Giving a second life
If composting sounds a bit too overwhelming or simply too much of a dirty job (it can be), then consider using your food scraps on something else. Many fruits can go through an ‘oiling’ process, which basically means leaving their skins in with lots of sugar and within a day, the oil from the skin combined with the glucose will be creating a fruit syrup that can be used in measure in your drinks. This blood orange oleo saccharum recipe can give you an idea of how this can work with any other oily-skin scrap.
Another way of going about reusing scraps is fermenting them with some water, yeast and sugar – nothing more – to get your own fruit soda water.
One last route you can go with your scraps and fruits in general is dehydrating them. Perishables, especially produce which are best fresh or not at all, can easily go bad while they wait to be used. If you have been having a bad case of rotten produce, dehydrating them can be a great alternative for you. There is no need for a dehydrator as even an oven on low heat can do the job, and these dehydrated fruits can be used as all sorts of garnishes for your drinks, giving them a slight unconventional appeal.
The less plastic, the better
If our sustainable travel journey has taught us anything, it is that single-use plastic has got to go. These days it might go without saying, but to become a little more sustainable, cutting disposable plastic is of the essence.

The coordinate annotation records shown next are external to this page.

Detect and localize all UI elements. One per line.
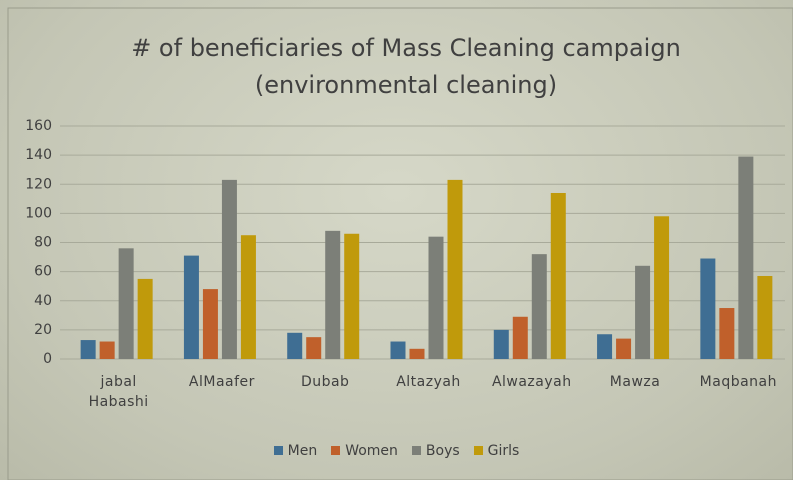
x-tick-label: jabal Habashi xyxy=(88,374,149,410)
bar xyxy=(757,275,773,359)
y-tick-label: 100 xyxy=(25,205,52,221)
bar xyxy=(390,341,406,359)
x-tick-label: Altazyah xyxy=(396,374,461,390)
bar xyxy=(428,236,444,359)
bar xyxy=(99,341,115,359)
bar xyxy=(240,235,256,359)
x-tick-label: Dubab xyxy=(300,374,350,390)
y-tick-label: 20 xyxy=(34,322,52,338)
x-tick-label: Mawza xyxy=(609,374,661,390)
y-tick-label: 60 xyxy=(34,264,52,280)
legend-label: Women xyxy=(345,443,398,459)
chart-border xyxy=(7,7,793,480)
y-tick-label: 120 xyxy=(25,176,52,192)
bar xyxy=(597,334,613,359)
bar xyxy=(700,258,716,359)
bar xyxy=(202,289,218,359)
legend-label: Girls xyxy=(487,443,520,459)
bar xyxy=(344,233,360,359)
legend-label: Men xyxy=(287,443,318,459)
bar xyxy=(616,338,632,359)
y-tick-label: 140 xyxy=(25,147,52,163)
bar xyxy=(306,337,322,359)
y-tick-label: 40 xyxy=(34,293,52,309)
bar xyxy=(719,308,735,359)
bar xyxy=(531,254,547,359)
x-tick-label: AlMaafer xyxy=(188,374,255,390)
legend-swatch xyxy=(473,446,483,455)
bar xyxy=(287,332,303,359)
bar xyxy=(221,179,237,359)
x-tick-label: Alwazayah xyxy=(491,374,572,390)
y-tick-label: 0 xyxy=(43,351,52,367)
legend-swatch xyxy=(331,446,341,455)
legend-label: Boys xyxy=(425,443,460,459)
legend: Men Women Boys Girls xyxy=(0,443,793,459)
y-tick-label: 80 xyxy=(34,235,52,251)
bar xyxy=(550,192,566,359)
legend-item: Girls xyxy=(473,443,520,459)
y-tick-label: 160 xyxy=(25,118,52,134)
bar xyxy=(183,255,199,359)
bar xyxy=(738,156,754,359)
bar xyxy=(325,230,341,359)
legend-item: Women xyxy=(331,443,398,459)
bar xyxy=(493,329,509,359)
bar xyxy=(80,340,96,359)
bar xyxy=(118,248,134,359)
legend-item: Boys xyxy=(411,443,460,459)
bar xyxy=(137,278,153,359)
legend-swatch xyxy=(273,446,283,455)
bar xyxy=(654,216,670,359)
bar xyxy=(635,265,651,359)
legend-swatch xyxy=(411,446,421,455)
legend-item: Men xyxy=(273,443,318,459)
x-tick-label: Maqbanah xyxy=(699,374,778,390)
bar xyxy=(447,179,463,359)
bar xyxy=(512,316,528,359)
chart-title: # of beneficiaries of Mass Cleaning camp… xyxy=(131,34,681,99)
bar xyxy=(409,348,425,359)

At a bar, plastic straws and stirrers are one of the most used elements to dress and style a drink, however the amount of single-use plastic wasted on them can be quite a headache to the environment, and one you would like to avoid getting into your trashcan as well.
A recently popularized alternative to straws is biodegradable ones, be it paper or biodegradable plastic, either could be chosen depending on your bar’s focus and needs: one of them can be composted and the other can be sent to the landfill knowing it will not live underground for long. Although stirrers can be a bit trickier to outsource, a quick online search will sprout many new options that are now available for metal/aluminum/bamboo stirrers that will serve both the looks and the purpose.
All limes aside
Our last stop will consider limes and lemons. And yes, they may seem harmless and compostable (they are), but because of how frequently they are used in drinks given their bitterness, they call for a replacement. Having to upcycle and deal with citric scraps so often, perhaps too often, plus the carbon footprint and costs of transportation and harvesting, might mean they can be changed up with something else.
Citric acid and fermented drinks (like the ones made from food scraps) can be a great replacement for citrics themselves, as they perfectly mimic ‘bitters’ in a cocktail recipe. Citric acid might be the best take though, as a little can go a long way and can last lots of time in your bar’s pantry.
From sustainable travel to transformative travel and beyond, we care about sustainability on all spectrums of life and hope these tips can help enliven and turn your bar just a bit more sustainable each day. Going overboard on sustainability can be overwhelming, which is why we recommend doing baby steps for any of the above tips that might work best for you and your business. Any small adjustment can make a huge difference for the planet!